# Car Sick Dog



## silverkitten73 (Sep 20, 2007)

Folks - I have an awesome English Pointer pup that gets car sick everytime we take her somewhere. She is 9 months old. Anybody have any experience with a dog that suffers from this? Will a dog grow out of it?


----------



## Texscala (Sep 8, 2007)

I have this problem with my last 2 pups and both seem to have grown out of it.

My current pup is 6 months old and does okay if the passenger holds her while we drive. She also does okay if she can stick her head out the window from time to time. Also she never seems to have a problem if she is in her kennel when we are driving only when she can move around in the vehicle. 

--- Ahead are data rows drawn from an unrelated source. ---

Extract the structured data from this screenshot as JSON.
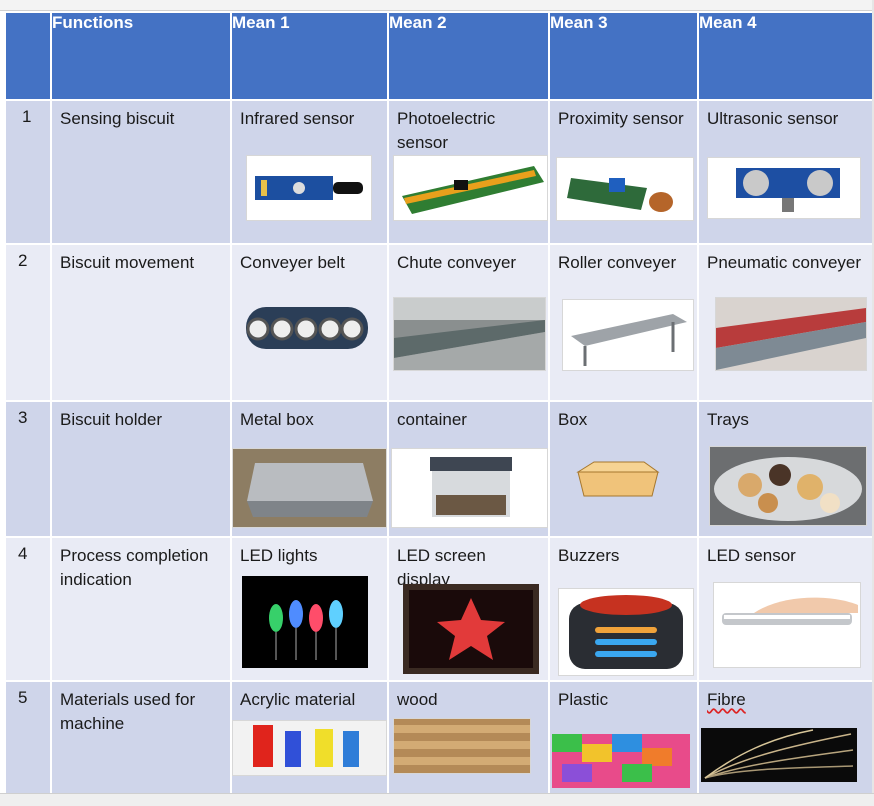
{
  "headers": [
    "",
    "Functions",
    "Mean 1",
    "Mean 2",
    "Mean 3",
    "Mean 4"
  ],
  "rows": [
    {
      "num": "1",
      "function": "Sensing biscuit",
      "means": [
        "Infrared sensor",
        "Photoelectric sensor",
        "Proximity sensor",
        "Ultrasonic sensor"
      ]
    },
    {
      "num": "2",
      "function": "Biscuit movement",
      "means": [
        "Conveyer belt",
        "Chute conveyer",
        "Roller conveyer",
        "Pneumatic conveyer"
      ]
    },
    {
      "num": "3",
      "function": "Biscuit holder",
      "means": [
        "Metal box",
        "container",
        "Box",
        "Trays"
      ]
    },
    {
      "num": "4",
      "function": "Process completion indication",
      "means": [
        "LED lights",
        "LED screen display",
        "Buzzers",
        "LED sensor"
      ]
    },
    {
      "num": "5",
      "function": "Materials used for machine",
      "means": [
        "Acrylic material",
        "wood",
        "Plastic",
        "Fibre"
      ]
    }
  ],
  "colors": {
    "header": "#4472c4",
    "row_dark": "#cfd5ea",
    "row_light": "#e9ebf5"
  }
}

I have also made sure not to feed the pup untill after we get back from a ride. She can't vomit anything too nasty when she has an empty stomach.

my 2 cents


----------



## Udink (Sep 10, 2007)

I had this problem with my Brittany when I first got her. She would drool excessively, and eventually she'd vomit, especially if the ride was very long, or on rough roads. What worked for me was just taking things really slow. I started out by just taking her out to sit in the the truck in the driveway (with the engine off) for about 20 minutes each day. After she got used to that, I'd take her out to sit in the truck with the engine running. Then, once she was fine with that, we'd start taking short trips around the block each day. While doing each of these steps, I would comfort and encourage her so that it became a positive experience for her, and after we got out of the truck I'd offer her a treat. Eventually she quit drooling and vomiting, and got to where she was eager to get into the truck and go for a ride.


----------



## threshershark (Sep 7, 2007)

I think destination is a big part of this. I got a pup several years ago that had done a lot of riding around in a vehicle with no signs of car sickness. Then I decided to have her spayed, and I think she associated that experience with riding in the truck because she wouldn't calm down or lay in her crate (which made her car sick) thereafter. There is a park where she likes to run pretty close to my house, and instead of walking her over there like normal I would take her in the truck. The association with going somewhere fun seemed to do the trick.


----------